Governor signs more than 20 fire-related bills

The solutions for PG&E's fire-prone wires are straightforward, but will take time after years of neglect, said a clearly irritated Gov. Gavin Newsom at a Thursday press conference. PG&E needs to be brought into the 21st century in terms of technology, and the utility's equipment needs to be "hardened" against fire threats and maintained properly, he said.

"But to harden and upgrade 100,000 miles of line, come on, that's not gonna happen in a week or two, or even a month or two, or a year or two," said Newsom.

Earlier this month, Newsom signed into law over 20 wildfire-related bills, including SB 70, authored by Senator Jim Nielsen (R-Gerber). that measure requires the state's three big utilities to include in their wildfire mitigation plans consideration of undergrounding utility lines in the highest fire hazard risk areas. It does not force the utilities to take action.

SB 584, introduced by Sen. John Moorlach (R-Orange County), would require electrical corporations to invest funds for overhead to underground electrical infrastructure conversion projects by July 2020. The projects would be partially funded by grants from the Department of Forestry and Fire Protection.
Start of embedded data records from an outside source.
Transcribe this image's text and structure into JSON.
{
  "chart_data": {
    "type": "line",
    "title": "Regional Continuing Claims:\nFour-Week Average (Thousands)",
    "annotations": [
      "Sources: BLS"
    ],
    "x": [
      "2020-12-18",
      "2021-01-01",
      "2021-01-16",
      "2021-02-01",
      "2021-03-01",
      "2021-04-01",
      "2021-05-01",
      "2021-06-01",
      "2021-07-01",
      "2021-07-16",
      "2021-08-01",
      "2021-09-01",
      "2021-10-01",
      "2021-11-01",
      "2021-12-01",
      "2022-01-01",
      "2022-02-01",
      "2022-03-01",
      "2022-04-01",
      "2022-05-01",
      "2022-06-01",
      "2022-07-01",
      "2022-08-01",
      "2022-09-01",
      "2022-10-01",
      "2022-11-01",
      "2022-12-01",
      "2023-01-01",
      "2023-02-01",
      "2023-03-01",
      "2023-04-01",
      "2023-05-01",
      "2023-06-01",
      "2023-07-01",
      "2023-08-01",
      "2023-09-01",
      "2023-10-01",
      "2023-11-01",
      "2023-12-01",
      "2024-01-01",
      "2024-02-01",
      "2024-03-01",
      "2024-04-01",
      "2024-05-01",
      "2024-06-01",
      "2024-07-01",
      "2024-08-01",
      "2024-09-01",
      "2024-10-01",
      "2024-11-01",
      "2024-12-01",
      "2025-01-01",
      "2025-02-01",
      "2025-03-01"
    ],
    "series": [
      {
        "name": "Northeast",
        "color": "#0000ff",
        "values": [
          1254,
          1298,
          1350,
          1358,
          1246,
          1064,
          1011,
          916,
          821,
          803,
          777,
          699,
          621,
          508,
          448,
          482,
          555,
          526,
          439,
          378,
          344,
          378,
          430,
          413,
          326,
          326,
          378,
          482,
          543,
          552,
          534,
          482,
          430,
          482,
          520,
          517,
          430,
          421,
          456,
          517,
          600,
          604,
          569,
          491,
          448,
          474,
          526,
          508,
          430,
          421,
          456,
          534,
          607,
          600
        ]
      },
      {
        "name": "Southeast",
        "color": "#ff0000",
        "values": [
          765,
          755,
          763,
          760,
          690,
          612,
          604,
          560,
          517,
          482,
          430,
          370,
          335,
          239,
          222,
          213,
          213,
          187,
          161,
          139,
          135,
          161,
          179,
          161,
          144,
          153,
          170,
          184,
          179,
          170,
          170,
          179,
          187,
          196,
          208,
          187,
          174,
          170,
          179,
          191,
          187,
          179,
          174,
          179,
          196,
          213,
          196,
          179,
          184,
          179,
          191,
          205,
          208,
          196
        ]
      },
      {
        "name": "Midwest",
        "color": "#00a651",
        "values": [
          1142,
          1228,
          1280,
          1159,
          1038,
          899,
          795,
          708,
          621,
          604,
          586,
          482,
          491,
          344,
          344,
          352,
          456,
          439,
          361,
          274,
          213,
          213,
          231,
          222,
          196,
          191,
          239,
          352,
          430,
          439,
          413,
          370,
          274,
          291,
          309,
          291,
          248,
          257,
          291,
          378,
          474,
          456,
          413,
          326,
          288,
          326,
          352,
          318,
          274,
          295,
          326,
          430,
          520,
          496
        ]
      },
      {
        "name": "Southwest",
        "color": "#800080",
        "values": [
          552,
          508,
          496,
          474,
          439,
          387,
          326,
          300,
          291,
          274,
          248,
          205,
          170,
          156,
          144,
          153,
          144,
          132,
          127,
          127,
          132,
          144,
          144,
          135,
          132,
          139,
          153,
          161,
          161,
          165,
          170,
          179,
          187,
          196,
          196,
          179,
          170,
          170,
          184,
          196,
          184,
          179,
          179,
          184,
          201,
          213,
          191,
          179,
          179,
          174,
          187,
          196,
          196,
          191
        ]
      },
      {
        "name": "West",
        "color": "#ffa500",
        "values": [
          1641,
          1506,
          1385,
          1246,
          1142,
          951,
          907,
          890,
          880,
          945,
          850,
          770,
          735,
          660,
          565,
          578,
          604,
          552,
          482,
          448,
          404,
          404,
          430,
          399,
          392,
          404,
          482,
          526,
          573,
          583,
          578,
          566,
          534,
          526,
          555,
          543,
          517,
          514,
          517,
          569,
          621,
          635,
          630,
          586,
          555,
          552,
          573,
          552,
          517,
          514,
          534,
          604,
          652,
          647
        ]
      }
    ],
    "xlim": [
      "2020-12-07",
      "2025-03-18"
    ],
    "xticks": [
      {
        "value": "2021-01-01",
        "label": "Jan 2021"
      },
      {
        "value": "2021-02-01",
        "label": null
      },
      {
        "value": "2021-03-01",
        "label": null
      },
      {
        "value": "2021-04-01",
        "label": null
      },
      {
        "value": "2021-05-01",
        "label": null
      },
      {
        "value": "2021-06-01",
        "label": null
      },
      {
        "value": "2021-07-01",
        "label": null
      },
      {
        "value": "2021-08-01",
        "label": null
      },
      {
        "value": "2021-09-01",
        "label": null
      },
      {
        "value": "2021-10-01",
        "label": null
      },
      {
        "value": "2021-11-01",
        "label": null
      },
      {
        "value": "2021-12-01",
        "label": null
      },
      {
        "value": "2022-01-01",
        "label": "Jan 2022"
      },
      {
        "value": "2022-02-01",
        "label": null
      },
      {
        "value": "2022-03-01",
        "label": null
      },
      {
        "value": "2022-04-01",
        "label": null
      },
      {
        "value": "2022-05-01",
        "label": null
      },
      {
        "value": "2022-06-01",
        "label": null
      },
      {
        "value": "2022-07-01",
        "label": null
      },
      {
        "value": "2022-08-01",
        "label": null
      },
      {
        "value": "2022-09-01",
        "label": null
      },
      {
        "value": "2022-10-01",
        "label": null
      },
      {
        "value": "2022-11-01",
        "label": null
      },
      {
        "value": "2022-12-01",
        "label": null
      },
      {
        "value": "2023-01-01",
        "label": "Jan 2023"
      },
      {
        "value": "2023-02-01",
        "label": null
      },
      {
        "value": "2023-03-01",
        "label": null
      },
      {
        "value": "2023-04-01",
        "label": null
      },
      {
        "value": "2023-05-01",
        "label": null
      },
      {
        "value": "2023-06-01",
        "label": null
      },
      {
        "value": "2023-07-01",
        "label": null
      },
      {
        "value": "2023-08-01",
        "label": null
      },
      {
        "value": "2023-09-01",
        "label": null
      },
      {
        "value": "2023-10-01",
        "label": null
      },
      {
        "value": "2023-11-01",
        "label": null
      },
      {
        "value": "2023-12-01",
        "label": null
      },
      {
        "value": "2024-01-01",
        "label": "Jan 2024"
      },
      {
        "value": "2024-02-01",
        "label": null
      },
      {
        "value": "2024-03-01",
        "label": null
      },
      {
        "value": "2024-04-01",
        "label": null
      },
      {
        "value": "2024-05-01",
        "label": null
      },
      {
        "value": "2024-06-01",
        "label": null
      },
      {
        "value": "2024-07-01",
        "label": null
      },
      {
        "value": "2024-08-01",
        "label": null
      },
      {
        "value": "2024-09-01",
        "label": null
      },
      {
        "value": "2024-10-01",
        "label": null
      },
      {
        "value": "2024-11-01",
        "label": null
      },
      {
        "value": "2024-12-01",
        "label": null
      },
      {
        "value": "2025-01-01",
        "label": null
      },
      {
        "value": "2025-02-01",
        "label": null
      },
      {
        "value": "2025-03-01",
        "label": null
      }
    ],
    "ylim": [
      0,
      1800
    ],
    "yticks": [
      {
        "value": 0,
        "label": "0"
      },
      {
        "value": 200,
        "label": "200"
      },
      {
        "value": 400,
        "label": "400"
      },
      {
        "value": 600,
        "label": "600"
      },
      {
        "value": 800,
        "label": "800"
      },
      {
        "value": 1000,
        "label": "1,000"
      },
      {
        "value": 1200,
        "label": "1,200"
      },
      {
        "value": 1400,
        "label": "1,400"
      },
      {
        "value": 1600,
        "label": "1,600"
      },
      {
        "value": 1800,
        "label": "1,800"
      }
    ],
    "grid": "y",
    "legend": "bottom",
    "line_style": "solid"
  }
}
But the bill has languished on the floor.

Borenstein agreed that vegetation management and hardening transmission and distribution lines are better, more easily implemented alternatives than burying 100,000 miles of lines.

"That means mowing, cutting trees, perhaps replacing wooden poles with concrete poles, and all the rusted transmission towers," he said. "They're trying to do these things, but they have a huge backlog of work."

Other possible measures include insulating exposed lines or installing sensors, including cameras or devices that can detect a spark or a short and even shut down a line automatically.